Being a maverick isn’t about comedy socks

It’s hard work making it look this easy. Well, that’s what I tell my clients, anyway. But the truth is that having ideas for money is a joy. People often ask me how they can do this too. My answer is always the same: “If you need to ask, then no you can’t”.

I have ideas for a huge variety of clients across all kinds of industries. From start-ups to blue-chips and from charities to art galleries. Magazines, shoemakers, quangos moisturiser-mixers and PR companies have all felt the benefit of some time with me. They all know it is something of a punt, but none have ever been disappointed.
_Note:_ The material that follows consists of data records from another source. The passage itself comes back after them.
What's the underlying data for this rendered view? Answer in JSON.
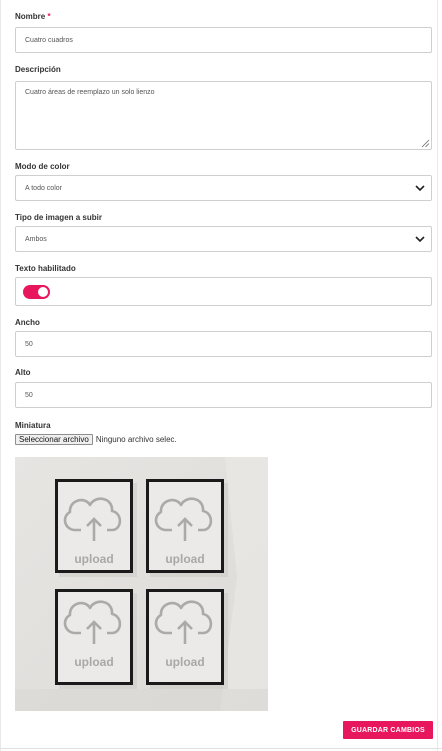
{
  "form": {
    "name": {
      "label": "Nombre",
      "required_mark": "*",
      "value": "Cuatro cuadros"
    },
    "description": {
      "label": "Descripción",
      "value": "Cuatro áreas de reemplazo un solo lienzo"
    },
    "color_mode": {
      "label": "Modo de color",
      "selected": "A todo color"
    },
    "image_type": {
      "label": "Tipo de imagen a subir",
      "selected": "Ambos"
    },
    "text_enabled": {
      "label": "Texto habilitado",
      "checked": true
    },
    "width": {
      "label": "Ancho",
      "value": "50"
    },
    "height": {
      "label": "Alto",
      "value": "50"
    },
    "thumbnail": {
      "label": "Miniatura",
      "file_button": "Seleccionar archivo",
      "file_status": "Ninguno archivo selec.",
      "preview_texts": [
        "upload",
        "upload",
        "upload",
        "upload"
      ]
    },
    "save_label": "GUARDAR CAMBIOS"
  },
  "colors": {
    "accent": "#e8175d",
    "border": "#cfcfcf"
  },
  "icons": {
    "select_arrow": "chevron-down-icon",
    "upload": "cloud-upload-icon"
  }
}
Time with me and my ideas can be in person – brainstorming for PR campaigns or new markets – or it can involve me (alone) sitting in the bath or walking in the park with my headphones on. Socially-distanced working before it was a thing.

It helps to be a bit outside of everything. Being something of an introvert can actually help here. Having something of a left-field imagination helps even more. Those who know culture beyond the mainstream excel when it comes to out-thinking those who follow more traditional career and cultural paths.

How does having ideas for other people work? Well, mostly it begins with a combination of walking a mile in another’s shoes and being a fresh set of eyes. It involves empathy and, at times, a brutal overview of a business, campaign or need. It could be being handed a blank sheet of paper and being asked to re-imagine an established brand, or it may involve working within the bounds of an existing image, campaign or product. One day you’re thinking outside the box, the next you’re advising clients to close the lid.

I’ve not met anyone who is great at idea creation and brainstorming that is not also good at humour. It is part of the process. For some clients, I start with the most outrageous or outlandish ideas and reign them in until they start being achievable and/or stop being illegal. With others, I start at a dull baseline and see how far we can push things together.

All of that needs funny at some point. What it doesn’t need is wacky, joke-bloke, dress-down Friday funny. Your business, charity or start-up is not going to get far on cracker jokes and sitcom standards. You need someone not afraid to throw a spanner in the works and a smokebomb into the boardroom.